La pasión: el fuego que enciende y devora
Hay palabras que no solo se dicen: nos habitan, nos sacuden. Pasión es una de esas. No se pronuncia desde la razón, sino desde las entrañas. Es una llama viva que no se piensa: se siente. No es un concepto: es una irrupción, un estremecimiento que nos desordena, nos invade y, a veces, nos arrastra fuera de nosotros mismos.
La pasión puede ser chispa que da vida… o incendio que arrasa.
El instante en que todo arde
No llega con aviso. No toca la puerta. Irrumpe. Se impone como un relámpago que estremece la estructura interna. Puede brotar por alguien, por algo, por un sueño o una idea. Pero siempre tiene un sello: intensidad absoluta. En su presencia, la lógica se diluye.
Nada apasionado es moderado. La pasión no conoce la tibieza. Cuando toma lugar, traza una línea tajante entre lo esencial y lo que ya no cuenta. Su mirada es total: toda gira en torno al deseo.
El deseo desbordado
A diferencia del amor —que construye, que cuida— la pasión quiere poseer. No espera, no negocia. Es hambre pura. Urgencia. Ansia que arde. Y por eso, también, suele doler. Porque nos confronta con lo que no podemos controlar: el otro, lo real, lo imposible.
La pasión es deseo cuando se emancipa del yo. Ya no sirve: manda. Y en ese mandato, emerge una tensión feroz entre lo que uno quiere, lo que puede y lo que debe.
Entre el goce y el abismo
Toda pasión lleva consigo una dosis de sufrimiento. A veces porque no encuentra eco. Otras, porque incluso correspondida, arrastra un temor que late en silencio: el miedo a que se apague. Lo apasionado se vive con una certeza cruda: su fugacidad. Como un fuego: alumbra… pero consume.
A menudo deseamos aquello que se nos escapa. Porque lo imposible tiene un brillo que lo real nunca alcanza.
Cuando la pasión encarcela
La pasión, si no se reconoce, puede volverse cárcel.

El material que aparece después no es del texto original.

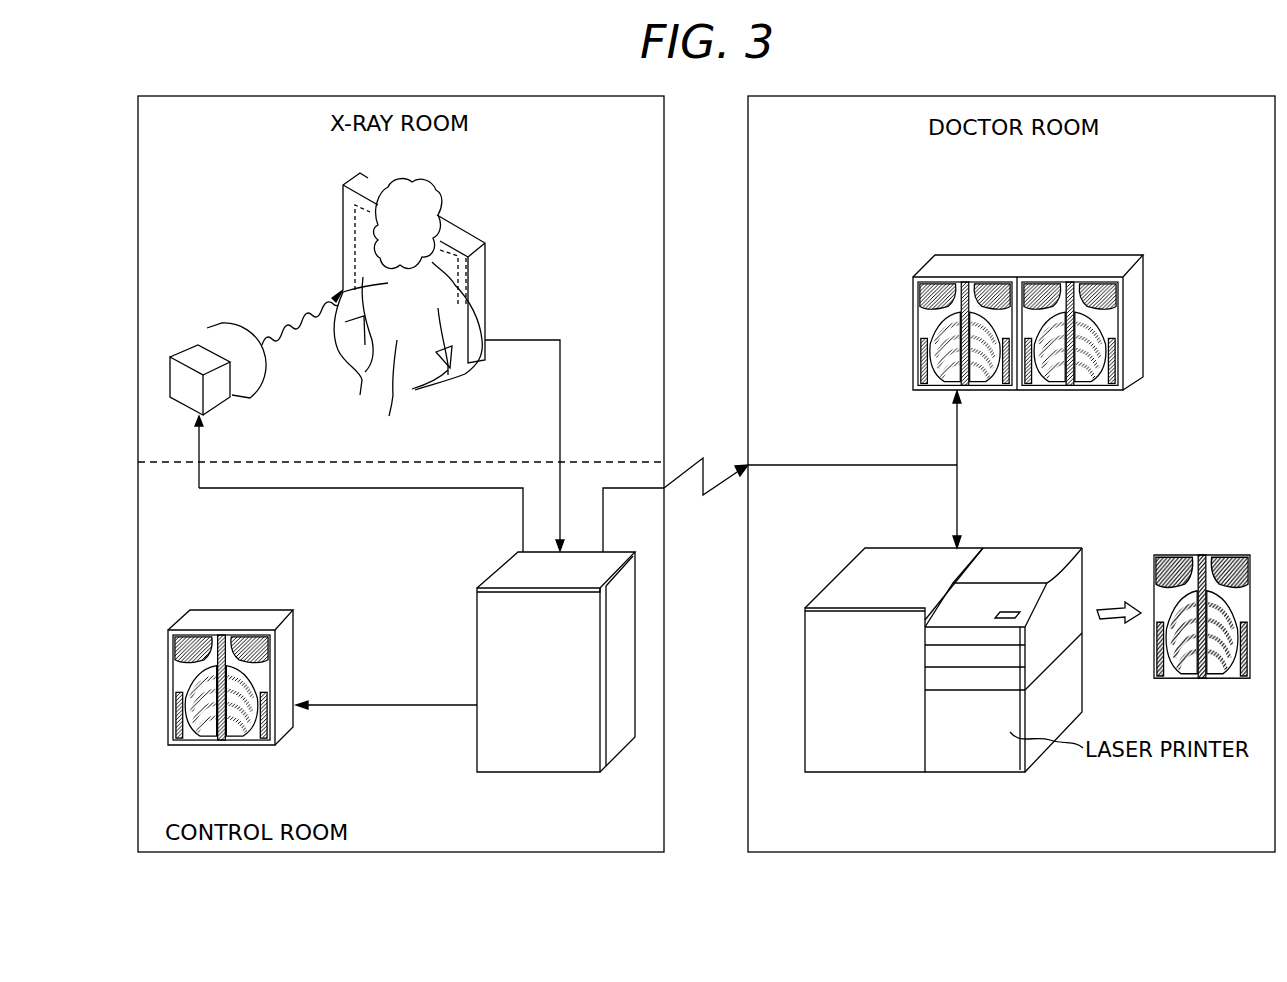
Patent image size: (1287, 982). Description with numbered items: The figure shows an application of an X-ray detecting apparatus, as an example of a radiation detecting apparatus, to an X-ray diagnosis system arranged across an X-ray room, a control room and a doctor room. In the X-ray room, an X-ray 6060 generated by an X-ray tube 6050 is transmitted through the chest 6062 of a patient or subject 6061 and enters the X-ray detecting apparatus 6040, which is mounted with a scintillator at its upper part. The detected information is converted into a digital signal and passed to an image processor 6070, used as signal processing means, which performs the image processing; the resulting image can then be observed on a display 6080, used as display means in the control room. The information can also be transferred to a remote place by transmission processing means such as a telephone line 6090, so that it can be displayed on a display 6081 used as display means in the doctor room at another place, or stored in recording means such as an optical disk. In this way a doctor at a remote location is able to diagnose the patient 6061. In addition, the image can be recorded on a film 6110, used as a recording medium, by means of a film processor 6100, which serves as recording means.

The X-ray detecting apparatus 6040 is at (483, 278).
The X-ray tube 6050 is at (192, 350).
The X-ray 6060 is at (292, 312).
The patient 6061 is at (436, 186).
The chest 6062 is at (394, 400).
The image processor 6070 is at (510, 780).
The display 6080 is at (237, 620).
The display 6081 is at (955, 265).
The telephone line 6090 is at (702, 458).
The film processor 6100 is at (858, 777).
The film 6110 is at (1178, 553).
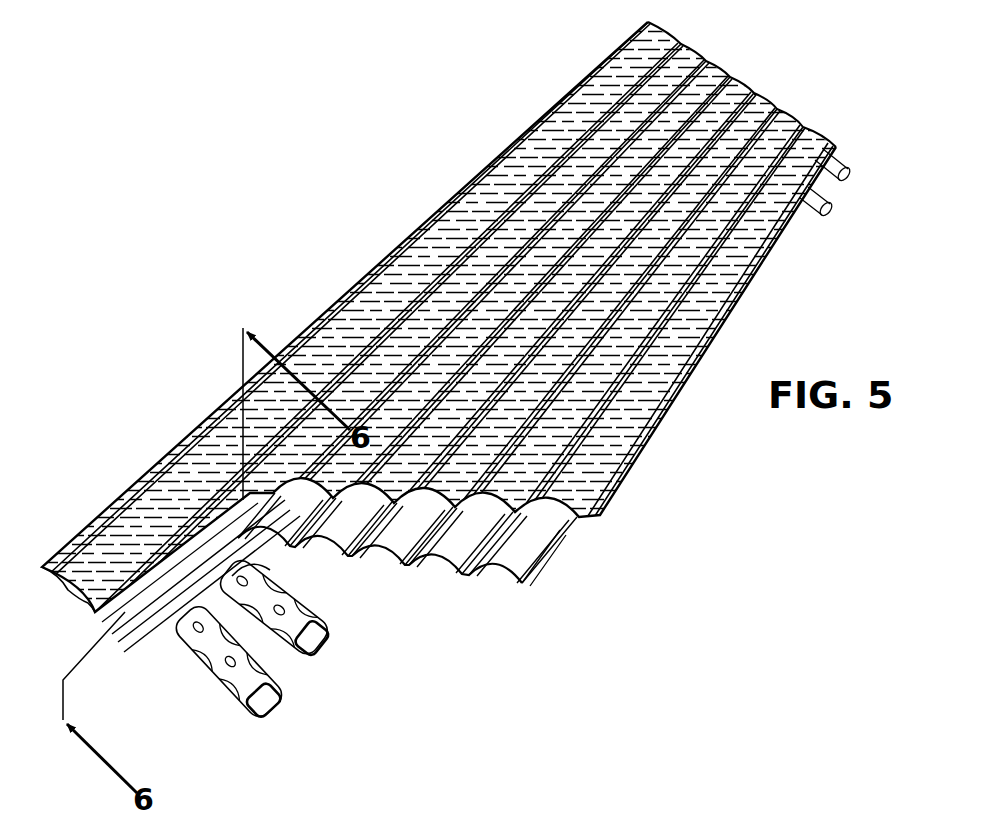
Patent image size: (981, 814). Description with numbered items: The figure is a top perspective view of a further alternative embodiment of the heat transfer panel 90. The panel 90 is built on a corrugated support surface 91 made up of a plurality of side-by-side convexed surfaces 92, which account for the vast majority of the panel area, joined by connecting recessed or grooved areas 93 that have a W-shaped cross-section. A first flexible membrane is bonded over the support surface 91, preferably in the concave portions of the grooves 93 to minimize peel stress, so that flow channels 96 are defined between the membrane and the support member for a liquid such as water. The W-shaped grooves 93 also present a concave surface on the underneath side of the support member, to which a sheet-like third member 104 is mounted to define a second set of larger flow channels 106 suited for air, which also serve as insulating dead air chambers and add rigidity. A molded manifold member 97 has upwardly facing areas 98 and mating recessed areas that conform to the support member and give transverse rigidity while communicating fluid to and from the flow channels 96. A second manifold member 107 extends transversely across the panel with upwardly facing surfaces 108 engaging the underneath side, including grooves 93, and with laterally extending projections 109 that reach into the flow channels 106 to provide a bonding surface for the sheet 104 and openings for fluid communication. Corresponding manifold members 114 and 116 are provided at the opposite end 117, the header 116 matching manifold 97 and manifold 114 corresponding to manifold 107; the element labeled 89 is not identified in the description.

The hinge pin 89 is at (280, 722).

Obsesión. Desvío. Puede empujarnos a abandonar lo que somos, lo que creemos, lo que amamos… por alguien, por algo, por un espejismo. Por eso, vivir la pasión sin sucumbir requiere lucidez: preguntarse qué se busca, qué se proyecta, qué se anhela de verdad.
Muchas veces no amamos al otro, sino la imagen que en él depositamos. No perseguimos el sueño, sino lo que simboliza.
El arte de no perecer en su fuego
La pasión puede ser impulso, pero no brújula. Se puede vivir con fuerza, sí, pero también con conciencia. No se trata de negarla, sino de nombrarla. De entender lo que sentimos. De atravesarla. De integrarla.
Porque cuando el deseo se junta con la reflexión, la pasión deja de devorar… y empieza a nutrir.
Epílogo: cuando la llama se vuelve faro
La pasión, como el fuego, puede devastar… o iluminar. Todo depende de si sabemos mirarla a los ojos. Si podemos sostener su brillo sin cegarnos. Si descubrimos lo que verdaderamente buscamos detrás de su intensidad.
Quizá no se trate de someterla, sino de comprenderla. Solo entonces se transforma en potencia creadora. Ya no nos consume: nos enciende. Nos recuerda que estamos vivos. Que aún podemos temblar. Y a veces, temblar… es el primer gesto del despertar.